If tsc_seq = 0xFFFFFFFE you end up with invalid tsc_seq.
You rather need to unconditionally do the increment first, and compare
it to invalid values after that.

> +
> + /* Write the struct entirely before the non-zero sequence. */
> + smp_wmb();
> +
> + kvm_write_guest(kvm, gfn_to_gpa(gfn), &tsc_seq, sizeof(tsc_seq));
> +}
> +
> static int kvm_hv_set_msr_pw(struct kvm_vcpu *vcpu, u32 msr, u64 data,
> bool host)
> {
> @@ -793,23 +916,11 @@ static int kvm_hv_set_msr_pw(struct kvm_vcpu *vcpu, u32 msr, u64 data,
> mark_page_dirty(kvm, gfn);
> break;
> }
> - case HV_X64_MSR_REFERENCE_TSC: {
> - u64 gfn;
> - HV_REFERENCE_TSC_PAGE tsc_ref;
> -
> - memset(&tsc_ref, 0, sizeof(tsc_ref));
> + case HV_X64_MSR_REFERENCE_TSC:
> hv->hv_tsc_page = data;
> - if (!(data & HV_X64_MSR_TSC_REFERENCE_ENABLE))
> - break;
> - gfn = data >> HV_X64_MSR_TSC_REFERENCE_ADDRESS_SHIFT;
> - if (kvm_write_guest(
> - kvm,
> - gfn << HV_X64_MSR_TSC_REFERENCE_ADDRESS_SHIFT,
> - &tsc_ref, sizeof(tsc_ref)))
> - return 1;
> - mark_page_dirty(kvm, gfn);
> + if (hv->hv_tsc_page & HV_X64_MSR_TSC_REFERENCE_ENABLE)

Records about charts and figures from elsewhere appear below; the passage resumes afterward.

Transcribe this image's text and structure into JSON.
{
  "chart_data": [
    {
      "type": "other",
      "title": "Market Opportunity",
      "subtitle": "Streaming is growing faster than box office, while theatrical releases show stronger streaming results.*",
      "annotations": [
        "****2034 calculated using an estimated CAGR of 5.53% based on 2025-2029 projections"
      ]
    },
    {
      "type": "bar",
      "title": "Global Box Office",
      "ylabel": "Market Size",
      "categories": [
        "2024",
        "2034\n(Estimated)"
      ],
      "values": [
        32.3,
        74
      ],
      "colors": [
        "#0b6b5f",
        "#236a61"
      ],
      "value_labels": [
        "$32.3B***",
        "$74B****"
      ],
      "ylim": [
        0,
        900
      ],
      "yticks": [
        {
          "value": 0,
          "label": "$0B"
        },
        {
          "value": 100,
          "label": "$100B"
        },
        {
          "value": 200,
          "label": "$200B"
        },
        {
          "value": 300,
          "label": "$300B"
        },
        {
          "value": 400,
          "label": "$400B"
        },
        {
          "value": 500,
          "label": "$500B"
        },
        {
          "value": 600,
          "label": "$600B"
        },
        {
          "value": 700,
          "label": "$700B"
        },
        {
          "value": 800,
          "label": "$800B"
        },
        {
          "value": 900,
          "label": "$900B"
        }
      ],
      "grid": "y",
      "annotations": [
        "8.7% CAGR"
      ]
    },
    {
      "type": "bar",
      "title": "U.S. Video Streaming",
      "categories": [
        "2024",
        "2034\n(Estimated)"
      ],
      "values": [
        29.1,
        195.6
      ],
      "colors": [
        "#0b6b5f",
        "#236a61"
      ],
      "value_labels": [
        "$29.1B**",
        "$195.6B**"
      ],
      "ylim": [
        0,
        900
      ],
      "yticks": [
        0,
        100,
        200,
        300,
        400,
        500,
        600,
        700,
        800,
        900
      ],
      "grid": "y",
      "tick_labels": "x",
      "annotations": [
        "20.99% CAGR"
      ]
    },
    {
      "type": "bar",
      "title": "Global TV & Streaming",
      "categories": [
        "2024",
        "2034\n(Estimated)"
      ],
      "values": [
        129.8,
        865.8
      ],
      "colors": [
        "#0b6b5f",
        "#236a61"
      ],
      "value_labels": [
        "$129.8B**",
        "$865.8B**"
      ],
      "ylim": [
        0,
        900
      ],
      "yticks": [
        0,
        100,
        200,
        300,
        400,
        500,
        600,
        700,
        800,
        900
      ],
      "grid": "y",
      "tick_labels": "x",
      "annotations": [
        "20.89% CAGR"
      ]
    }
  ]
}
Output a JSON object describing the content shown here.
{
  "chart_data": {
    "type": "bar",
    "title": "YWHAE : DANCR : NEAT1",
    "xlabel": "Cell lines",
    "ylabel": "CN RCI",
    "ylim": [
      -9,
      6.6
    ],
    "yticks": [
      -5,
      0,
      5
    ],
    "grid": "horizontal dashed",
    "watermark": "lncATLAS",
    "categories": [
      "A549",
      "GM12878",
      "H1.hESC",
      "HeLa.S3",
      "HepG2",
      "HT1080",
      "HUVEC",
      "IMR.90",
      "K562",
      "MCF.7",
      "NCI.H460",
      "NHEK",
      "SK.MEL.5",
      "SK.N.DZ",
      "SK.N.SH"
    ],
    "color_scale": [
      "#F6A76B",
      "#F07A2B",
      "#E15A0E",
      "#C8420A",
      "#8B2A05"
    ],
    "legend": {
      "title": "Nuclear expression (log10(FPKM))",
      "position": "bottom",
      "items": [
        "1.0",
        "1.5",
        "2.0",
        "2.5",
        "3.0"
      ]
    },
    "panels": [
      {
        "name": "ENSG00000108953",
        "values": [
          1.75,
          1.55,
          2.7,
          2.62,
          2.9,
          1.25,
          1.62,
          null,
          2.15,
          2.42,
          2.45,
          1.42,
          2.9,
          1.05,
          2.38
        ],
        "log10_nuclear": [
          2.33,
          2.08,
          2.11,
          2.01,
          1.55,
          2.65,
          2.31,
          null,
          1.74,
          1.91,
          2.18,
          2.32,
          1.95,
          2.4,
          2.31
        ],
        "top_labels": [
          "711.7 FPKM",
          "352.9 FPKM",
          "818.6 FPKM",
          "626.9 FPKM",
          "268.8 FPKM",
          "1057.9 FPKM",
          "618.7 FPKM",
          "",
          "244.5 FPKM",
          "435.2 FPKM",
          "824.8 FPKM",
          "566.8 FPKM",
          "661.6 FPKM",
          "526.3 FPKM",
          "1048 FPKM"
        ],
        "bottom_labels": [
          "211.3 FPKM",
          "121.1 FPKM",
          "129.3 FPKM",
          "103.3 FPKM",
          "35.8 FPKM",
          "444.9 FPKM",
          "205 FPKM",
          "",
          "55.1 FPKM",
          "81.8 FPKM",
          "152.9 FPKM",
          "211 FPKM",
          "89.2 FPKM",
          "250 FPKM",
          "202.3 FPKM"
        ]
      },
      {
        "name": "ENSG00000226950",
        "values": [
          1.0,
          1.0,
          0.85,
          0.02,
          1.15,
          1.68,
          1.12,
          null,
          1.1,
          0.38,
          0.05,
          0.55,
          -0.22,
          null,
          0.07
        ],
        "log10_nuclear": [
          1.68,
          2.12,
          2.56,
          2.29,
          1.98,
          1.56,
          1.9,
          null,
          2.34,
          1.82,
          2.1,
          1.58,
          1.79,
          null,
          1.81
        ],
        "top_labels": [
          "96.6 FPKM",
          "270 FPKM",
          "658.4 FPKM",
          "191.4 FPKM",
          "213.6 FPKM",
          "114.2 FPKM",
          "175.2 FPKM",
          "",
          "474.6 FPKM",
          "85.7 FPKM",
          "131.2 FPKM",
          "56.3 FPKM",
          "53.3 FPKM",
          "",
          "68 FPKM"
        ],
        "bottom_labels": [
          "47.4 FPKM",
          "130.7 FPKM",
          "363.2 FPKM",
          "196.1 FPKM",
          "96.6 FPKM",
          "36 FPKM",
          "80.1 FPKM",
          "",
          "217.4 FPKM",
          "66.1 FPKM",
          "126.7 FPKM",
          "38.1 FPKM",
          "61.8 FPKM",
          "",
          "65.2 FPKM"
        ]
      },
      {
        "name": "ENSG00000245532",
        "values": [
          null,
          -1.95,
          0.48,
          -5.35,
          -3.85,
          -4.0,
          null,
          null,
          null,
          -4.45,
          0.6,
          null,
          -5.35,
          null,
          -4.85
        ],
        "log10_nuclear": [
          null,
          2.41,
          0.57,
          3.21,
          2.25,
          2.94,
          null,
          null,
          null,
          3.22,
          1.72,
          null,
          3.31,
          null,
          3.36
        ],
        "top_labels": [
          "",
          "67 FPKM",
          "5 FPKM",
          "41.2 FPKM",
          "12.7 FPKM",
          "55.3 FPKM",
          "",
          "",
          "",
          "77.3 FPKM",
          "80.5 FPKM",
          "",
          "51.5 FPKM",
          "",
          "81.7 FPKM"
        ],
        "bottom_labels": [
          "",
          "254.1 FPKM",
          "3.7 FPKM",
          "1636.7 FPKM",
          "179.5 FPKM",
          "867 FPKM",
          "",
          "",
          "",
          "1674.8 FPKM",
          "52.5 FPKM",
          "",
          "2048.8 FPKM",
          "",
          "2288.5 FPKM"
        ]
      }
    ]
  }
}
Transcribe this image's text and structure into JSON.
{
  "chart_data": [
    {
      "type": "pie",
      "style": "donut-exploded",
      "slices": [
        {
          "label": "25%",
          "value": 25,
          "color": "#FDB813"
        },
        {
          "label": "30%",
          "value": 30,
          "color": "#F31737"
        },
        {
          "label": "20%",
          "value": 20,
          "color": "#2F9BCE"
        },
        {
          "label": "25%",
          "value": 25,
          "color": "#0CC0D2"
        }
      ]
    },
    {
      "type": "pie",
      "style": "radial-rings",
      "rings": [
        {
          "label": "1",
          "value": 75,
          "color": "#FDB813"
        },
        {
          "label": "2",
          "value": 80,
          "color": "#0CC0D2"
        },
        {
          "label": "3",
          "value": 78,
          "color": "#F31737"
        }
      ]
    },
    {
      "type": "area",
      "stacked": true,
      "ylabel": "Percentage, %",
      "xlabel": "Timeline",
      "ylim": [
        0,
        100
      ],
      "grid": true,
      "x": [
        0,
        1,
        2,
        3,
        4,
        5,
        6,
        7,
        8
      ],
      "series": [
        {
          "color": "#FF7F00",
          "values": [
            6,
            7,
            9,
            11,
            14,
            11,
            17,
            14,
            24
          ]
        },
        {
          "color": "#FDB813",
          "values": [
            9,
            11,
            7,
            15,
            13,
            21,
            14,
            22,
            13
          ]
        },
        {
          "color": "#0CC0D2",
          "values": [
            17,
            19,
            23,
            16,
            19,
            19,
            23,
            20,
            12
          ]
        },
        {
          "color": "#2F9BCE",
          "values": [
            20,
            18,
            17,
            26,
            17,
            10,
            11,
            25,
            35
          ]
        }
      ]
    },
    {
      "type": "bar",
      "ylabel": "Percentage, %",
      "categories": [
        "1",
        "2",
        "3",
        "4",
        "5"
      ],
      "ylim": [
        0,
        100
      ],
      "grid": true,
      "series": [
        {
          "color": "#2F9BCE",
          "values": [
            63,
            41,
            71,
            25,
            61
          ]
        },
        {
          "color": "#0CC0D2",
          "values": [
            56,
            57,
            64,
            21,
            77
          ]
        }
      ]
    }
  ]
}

> + kvm_make_request(KVM_REQ_MASTERCLOCK_UPDATE, vcpu);
> break;
> - }
> case HV_X64_MSR_CRASH_P0 ... HV_X64_MSR_CRASH_P4:
> return kvm_hv_msr_set_crash_data(vcpu,
> msr - HV_X64_MSR_CRASH_P0,
> diff --git a/arch/x86/kvm/hyperv.h b/arch/x86/kvm/hyperv.h
> index 60eccd4bd1d3..cd1119538add 100644
> --- a/arch/x86/kvm/hyperv.h
> +++ b/arch/x86/kvm/hyperv.h
> @@ -84,4 +84,7 @@ static inline bool kvm_hv_has_stimer_pending(struct kvm_vcpu *vcpu)
>
> void kvm_hv_process_stimers(struct kvm_vcpu *vcpu);
>
> +void kvm_hv_setup_tsc_page(struct kvm *kvm,
> + struct pvclock_vcpu_time_info *hv_clock);
> +
> #endif
> diff --git a/arch/x86/kvm/x86.c b/arch/x86/kvm/x86.c
> index 2edcfa054cbe..2e792bf80912 100644
> --- a/arch/x86/kvm/x86.c
> +++ b/arch/x86/kvm/x86.c
> @@ -1881,10 +1881,10 @@ static int kvm_guest_time_update(struct kvm_vcpu *v)
>
> vcpu->hv_clock.flags = pvclock_flags;
>
> - if (!vcpu->pv_time_enabled)
> - return 0;
> -
> - kvm_setup_pvclock_page(v);
> + if (vcpu->pv_time_enabled)
> + kvm_setup_pvclock_page(v);
> + if (v == kvm_get_vcpu(v->kvm, 0))
> + kvm_hv_setup_tsc_page(v->kvm, &vcpu->hv_clock);
> return 0;
> }
>
> --
> 1.8.3.1
>